Tullian puts a foot on the first rung and then stops, turning around to face Blake, something having occurred to him.
‘There is another thing I need to tell you, in case anything should happen to me.’
He reaches among the folds of his robes and produces an iPhone, which he holds up momentarily for Blake to see before popping it back whence it came.
‘If for any reason I don’t survive, it’s imperative that you recover this.’
‘What’s on it? The Pope’s mobile number?’
‘Evidence that I can use as leverage if any government, any organisation, ever attempts to repeat this madness: evidence proving that what was brought forth here was not merely some unknown species, but the forces of Hell. This phone contains video files and test data demonstrating that holy water burns their skin, while ordinary water does not. There is no chemical explanation for why mere water, once blessed, can do that to living tissue. This constitutes proof that the scientific paradigm has met its outer boundaries. This constitutes proof that what we have been telling the world for two thousand years is true.’
Blake had seen the footage in the lab, simultaneously amazing and appalling. He saw holy water burn living tissue: the tissue of a living creature, restrained and helpless, unable to resist or retreat as its skin blistered and burned. He also saw a corpse alongside: a demon that had been tortured and crucified.
He understands a terrible truth. Kane was right about him: he never truly believed. All these years, he’s just been searching for a reason to.
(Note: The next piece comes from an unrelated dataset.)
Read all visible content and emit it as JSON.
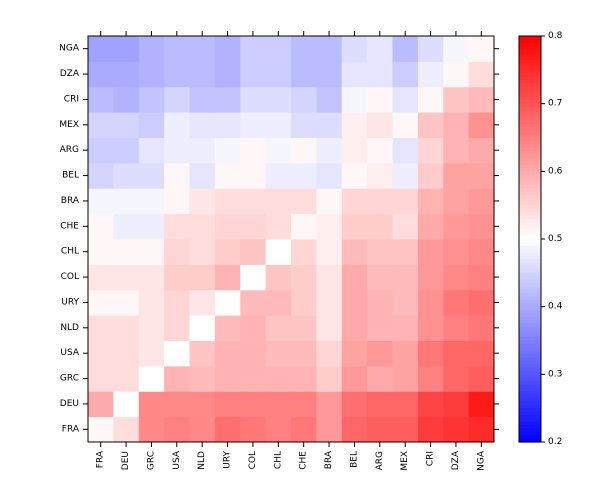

Well, now he’s been given one, and he doesn’t like how it feels. If Hell exists, then so must Heaven, but he finds them two sides at war: battle and slaughter, enemy prisoners tortured and executed. Didn’t he already have this in the old world yesterday?
‘Gimme a hand here,’ calls Sendak, beckoning Adnan to help him clear the doorway of bodies. They’re only feet apart, but he has to all but shout above the sound coming from beyond the doors.
‘This is the Cathedral,’ Steinmeyer announces, swiping a keycard. ‘Once we get inside, I don’t need to warn you to stay back from the anomaly.’
Sendak spots a pistol gripped in the hand of a dead soldier. He tries to wrest it free, but it is locked solid.
‘Sarge,’ Adnan yells, using his head to indicate the floor by his feet, his hands occupied by dragging what’s left of some poor grunt.
Sendak looks across and sees the shotgun lying beneath the body Adnan is shifting. There are also two boxes of twelve-gauge ammunition by the wall, one of them spilled open.
They both begin loading shells into their weapons’ breeches, which is when Sendak notices that Adnan looks concerned.
‘What?’
‘Fresh weapons and spare ammo just outside a big door. End-of-level-boss and a major battle up ahead.’
‘This is real life, kid, not a video game.’
‘Yeah, and in real life, somebody stashed this hardware for a fight - and still never made it.’